An open API service indexing awesome lists of open source software.

https://github.com/patrickdung/terragrunt-gitlab-terramate-template

A sample GitLab CI template for managing IaC that invloved Terragrunt and Terramate
https://github.com/patrickdung/terragrunt-gitlab-terramate-template

gitlab iac pipeline terraform terragrunt terramate

Last synced: 20 days ago
JSON representation

A sample GitLab CI template for managing IaC that invloved Terragrunt and Terramate

Awesome Lists containing this project

README

          

# Terramate GitLab CI Template

This repository is the source of reusable GitLab CI templates for Terramate and Terragrunt.

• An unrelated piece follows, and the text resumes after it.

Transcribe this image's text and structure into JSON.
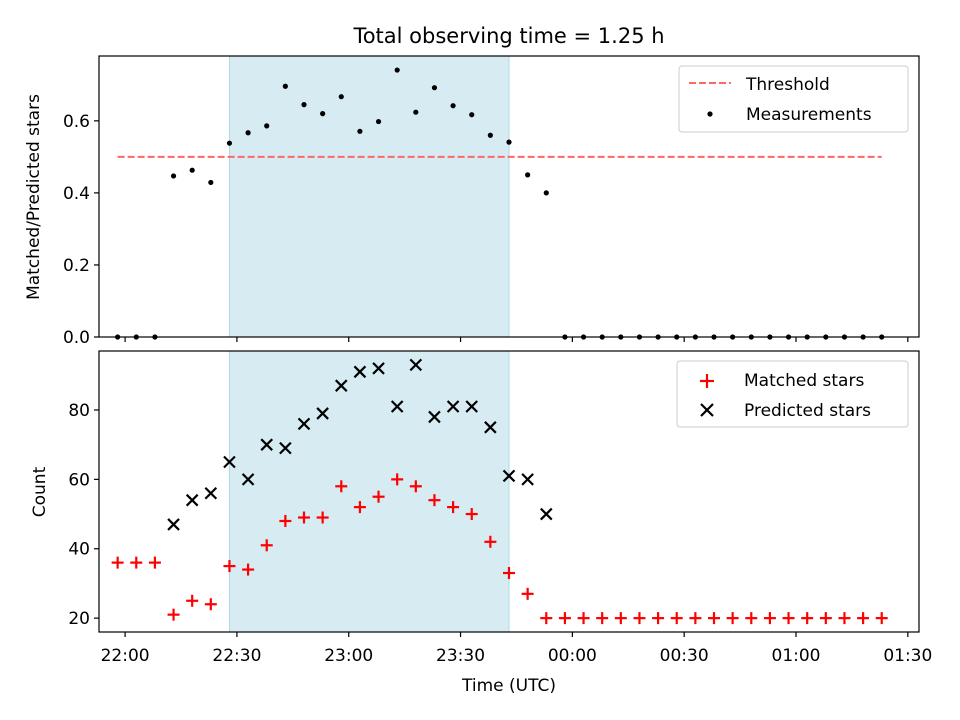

The root pipeline in [./.gitlab-ci.yml](./.gitlab-ci.yml) is the template repository's own integration pipeline. It consumes the exported files locally so changes to the shared YAML are exercised in this repository before other repositories adopt them.

## How this template is designed

This template is inspired by [TACOS](https://opentofu.org/docs/intro/tacos/) like Atlantis.
In an ideal situation, use of TACOS like Atlantis, Digger is desirable.
There are some use cases where the users want a pure GitLab CI solution for use with Terragrunt.

So, in this template, it would:

- Try to block users to run two Terragrunt with GitLab pipeline simultaneously (controlled by GitLab resource group)
- Two different users or Git branches dis-regard / overwrite existing changes that is already commited in main branch (controled/checked by check-branch-freshness)
- Applying Terragrunt should only apply a pre-defined Terraform plans. Instead of plan again right before applying.
- Users will be able to preview what would be changed (task 'plan-mr-preview') at merge request (MR).
- Plain Terraform output is hard to read. Use of tf-summarize and tfplan2md to help users to identify
what would be changed
- If a MR looks good, users can merge the code to the main branch
- A new pipeline will be created
- Syntax checking will be run again
- Terragrunt/Terraform planning (at task 'plan-main'), the Terraform plan will be encrypted and saved as GitLab artifacts
- If the user wants to apply the Terragrunt code, he/she needs to run the apply task manually in GitLab
- After the apply task has run successfully, the Terraform plans (artifacts) would be deleted to prevent them to be re-run (accidentially)
- Other aspects
- Use of Terramate to detect what resources is being changed
- Security checking
- I am using a self signed CA certificate for my homelabe environment. So, there would be settings for trusting the self signed CA certificate.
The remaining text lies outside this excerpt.